In this study, the high tumor integral total (HU × L) value was an independent predictor for high LSF. The tumor integral total (HU × L) value reflects the size and degree of arterial enhancement, meaning that larger tumors with a higher portion of blood supply from the hepatic artery are more prone to have higher LSF. Previous studies connecting enhancement patterns and the pathological differentiation of HCC have revealed that large tumors (> 2 cm), hypervascularity, and intra-tumoral vessel/aneurysm are correlated with poor pathological differentiation16,29. Moreover, large or poorly differentiated tumors are associated with relatively rapid washout, suggesting abnormal drainage routes to hepatic veins16,30. Thus, a high tumor integral total value may indicate an increased density of abnormal vessels and arteriovenous shunts, resulting in higher LSF levels16,31,32. Moreover, measuring the tumor integral total (HU × L) value has the advantage of being easily accessible for estimation of LSF, as compared to other conventional methods. Additionally, it has high sensitivity and specificity for predicting the LSF. As selecting suitable patients based on precise dosimetry and LSF estimation is crucial for the safety and effectiveness of TARE, the results from this study may be useful in guiding patient selection before pre-treatment dosimetry and lowering the probability of drop-outs after pre-treatment dosimetry.

This study has some limitations. First, the number of patients enrolled was relatively small. However, the bootstrapping procedure in our study demonstrated the robustness of our model. Second, this study did not consider the differences between pre-TARE dosimetry using 99mTc-MAA scans and the actual TARE dosimetry, since the purpose was to find associated parameters of the CECT with high LSF on pre-TARE dosimetry. Unlike 90Y microspheres, 99mTc-MAA particles tend to degrade into smaller particles that distribute to other organs by passing through the capillary bed33. Thus, the authors attempted to reduce the time interval between 99mTc-MAA injection and image acquisition to prevent unnecessary particle degradation, which could bias the LSF estimation33. Further studies comparing 90Y microsphere positron emission tomography/CT or 90Y bremsstrahlung SPECT/CT are required.
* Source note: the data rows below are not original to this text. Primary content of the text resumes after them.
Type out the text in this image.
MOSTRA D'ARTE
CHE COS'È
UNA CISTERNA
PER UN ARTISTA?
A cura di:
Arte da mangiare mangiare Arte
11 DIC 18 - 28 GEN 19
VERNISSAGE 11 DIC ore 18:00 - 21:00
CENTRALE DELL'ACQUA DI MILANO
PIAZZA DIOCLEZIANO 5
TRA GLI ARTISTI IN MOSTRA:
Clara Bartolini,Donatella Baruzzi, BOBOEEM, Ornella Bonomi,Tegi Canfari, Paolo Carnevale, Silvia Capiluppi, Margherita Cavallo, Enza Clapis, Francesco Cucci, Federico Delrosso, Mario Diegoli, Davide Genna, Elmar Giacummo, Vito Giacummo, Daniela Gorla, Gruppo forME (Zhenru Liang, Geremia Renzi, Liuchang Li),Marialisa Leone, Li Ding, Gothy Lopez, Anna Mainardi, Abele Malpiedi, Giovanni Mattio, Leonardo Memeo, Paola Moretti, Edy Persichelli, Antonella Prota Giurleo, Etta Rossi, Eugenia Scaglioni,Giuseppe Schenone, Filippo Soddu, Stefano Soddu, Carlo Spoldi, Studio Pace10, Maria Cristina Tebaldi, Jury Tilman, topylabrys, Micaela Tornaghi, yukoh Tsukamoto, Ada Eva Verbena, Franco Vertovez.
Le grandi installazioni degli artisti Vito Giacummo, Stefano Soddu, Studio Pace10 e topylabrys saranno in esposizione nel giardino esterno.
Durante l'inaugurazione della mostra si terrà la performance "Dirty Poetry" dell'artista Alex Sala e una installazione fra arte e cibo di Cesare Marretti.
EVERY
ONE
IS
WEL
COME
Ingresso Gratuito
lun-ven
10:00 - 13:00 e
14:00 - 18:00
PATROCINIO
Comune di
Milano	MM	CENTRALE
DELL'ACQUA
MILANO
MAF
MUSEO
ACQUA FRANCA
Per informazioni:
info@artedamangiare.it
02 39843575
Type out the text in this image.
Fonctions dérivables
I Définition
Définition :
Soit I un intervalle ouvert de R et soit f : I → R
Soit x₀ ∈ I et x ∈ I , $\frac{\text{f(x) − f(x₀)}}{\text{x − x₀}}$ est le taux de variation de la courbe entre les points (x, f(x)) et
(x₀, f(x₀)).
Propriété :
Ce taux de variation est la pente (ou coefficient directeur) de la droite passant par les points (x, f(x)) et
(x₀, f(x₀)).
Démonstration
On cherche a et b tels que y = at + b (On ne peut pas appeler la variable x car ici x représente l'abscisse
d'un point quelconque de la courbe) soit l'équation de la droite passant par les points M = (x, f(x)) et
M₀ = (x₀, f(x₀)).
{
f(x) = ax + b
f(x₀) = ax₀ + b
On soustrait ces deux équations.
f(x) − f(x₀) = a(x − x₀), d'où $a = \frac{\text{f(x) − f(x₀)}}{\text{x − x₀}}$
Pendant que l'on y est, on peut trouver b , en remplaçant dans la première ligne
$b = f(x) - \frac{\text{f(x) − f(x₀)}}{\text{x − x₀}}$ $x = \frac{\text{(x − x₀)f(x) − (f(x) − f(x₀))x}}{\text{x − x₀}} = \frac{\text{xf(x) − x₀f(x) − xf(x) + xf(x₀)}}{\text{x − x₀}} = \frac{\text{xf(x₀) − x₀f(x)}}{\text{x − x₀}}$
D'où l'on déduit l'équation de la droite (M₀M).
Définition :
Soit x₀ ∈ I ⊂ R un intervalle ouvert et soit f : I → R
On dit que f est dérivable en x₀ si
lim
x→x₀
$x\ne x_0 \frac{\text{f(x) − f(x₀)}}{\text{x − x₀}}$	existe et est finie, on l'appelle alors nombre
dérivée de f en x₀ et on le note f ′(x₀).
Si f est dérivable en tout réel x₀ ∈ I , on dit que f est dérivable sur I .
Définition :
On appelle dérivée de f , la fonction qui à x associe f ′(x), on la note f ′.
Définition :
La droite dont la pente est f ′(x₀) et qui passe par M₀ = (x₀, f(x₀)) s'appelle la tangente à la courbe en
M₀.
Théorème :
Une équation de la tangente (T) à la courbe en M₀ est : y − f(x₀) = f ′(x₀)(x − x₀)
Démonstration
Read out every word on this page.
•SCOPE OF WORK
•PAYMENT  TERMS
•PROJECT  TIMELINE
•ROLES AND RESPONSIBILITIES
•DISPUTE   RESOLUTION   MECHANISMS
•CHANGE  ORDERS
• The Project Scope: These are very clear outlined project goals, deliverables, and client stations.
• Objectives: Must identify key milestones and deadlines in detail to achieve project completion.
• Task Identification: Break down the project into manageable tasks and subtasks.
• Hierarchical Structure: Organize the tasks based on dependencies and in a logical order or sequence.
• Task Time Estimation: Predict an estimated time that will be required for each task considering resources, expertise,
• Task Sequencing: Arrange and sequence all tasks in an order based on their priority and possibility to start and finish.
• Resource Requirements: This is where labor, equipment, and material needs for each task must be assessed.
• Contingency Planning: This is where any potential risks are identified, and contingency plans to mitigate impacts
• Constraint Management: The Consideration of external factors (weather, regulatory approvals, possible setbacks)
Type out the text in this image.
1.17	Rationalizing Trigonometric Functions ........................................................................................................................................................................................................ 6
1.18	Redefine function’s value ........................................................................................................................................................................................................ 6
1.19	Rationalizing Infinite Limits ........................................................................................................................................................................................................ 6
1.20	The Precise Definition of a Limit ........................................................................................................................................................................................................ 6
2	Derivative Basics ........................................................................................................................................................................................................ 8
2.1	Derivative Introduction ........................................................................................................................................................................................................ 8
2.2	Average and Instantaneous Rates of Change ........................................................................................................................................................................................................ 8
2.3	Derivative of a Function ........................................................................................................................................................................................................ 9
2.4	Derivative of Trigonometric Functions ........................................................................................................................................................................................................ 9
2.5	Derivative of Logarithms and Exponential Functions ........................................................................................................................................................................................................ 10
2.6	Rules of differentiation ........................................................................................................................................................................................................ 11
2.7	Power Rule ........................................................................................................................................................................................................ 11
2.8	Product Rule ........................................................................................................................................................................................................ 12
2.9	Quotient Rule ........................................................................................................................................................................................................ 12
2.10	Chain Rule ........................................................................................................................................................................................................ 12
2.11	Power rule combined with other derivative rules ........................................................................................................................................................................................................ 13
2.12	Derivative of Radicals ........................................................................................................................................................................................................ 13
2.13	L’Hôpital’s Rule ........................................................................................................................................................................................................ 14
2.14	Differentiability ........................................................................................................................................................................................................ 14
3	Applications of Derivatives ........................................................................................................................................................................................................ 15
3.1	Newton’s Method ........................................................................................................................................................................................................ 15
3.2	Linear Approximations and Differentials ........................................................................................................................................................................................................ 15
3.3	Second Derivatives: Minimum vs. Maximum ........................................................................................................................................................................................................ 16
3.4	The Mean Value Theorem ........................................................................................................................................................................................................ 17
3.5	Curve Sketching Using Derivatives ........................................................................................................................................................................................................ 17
Third, although a history of trans-arterial chemoembolization is not a contraindication for TARE, patients with a history of trans-arterial chemoembolization were excluded from this study due to the alteration of Hounsfield units on the CT image resulting from lipiodol uptake.

In conclusion, this study suggests that texture analysis of CECT scans can assist in the selection of TARE candidates with low LSF. Owing to the demerits of the two-day protocol such as treatment delay, recent protocols have suggested same-day TARE therapy with 99mTc-MAA scan or even omission of pre-TARE 99mTc-MAA scans34,35,36. Applying the results of our study to clinical practice may potentially help reduce the time required between diagnosis and treatment.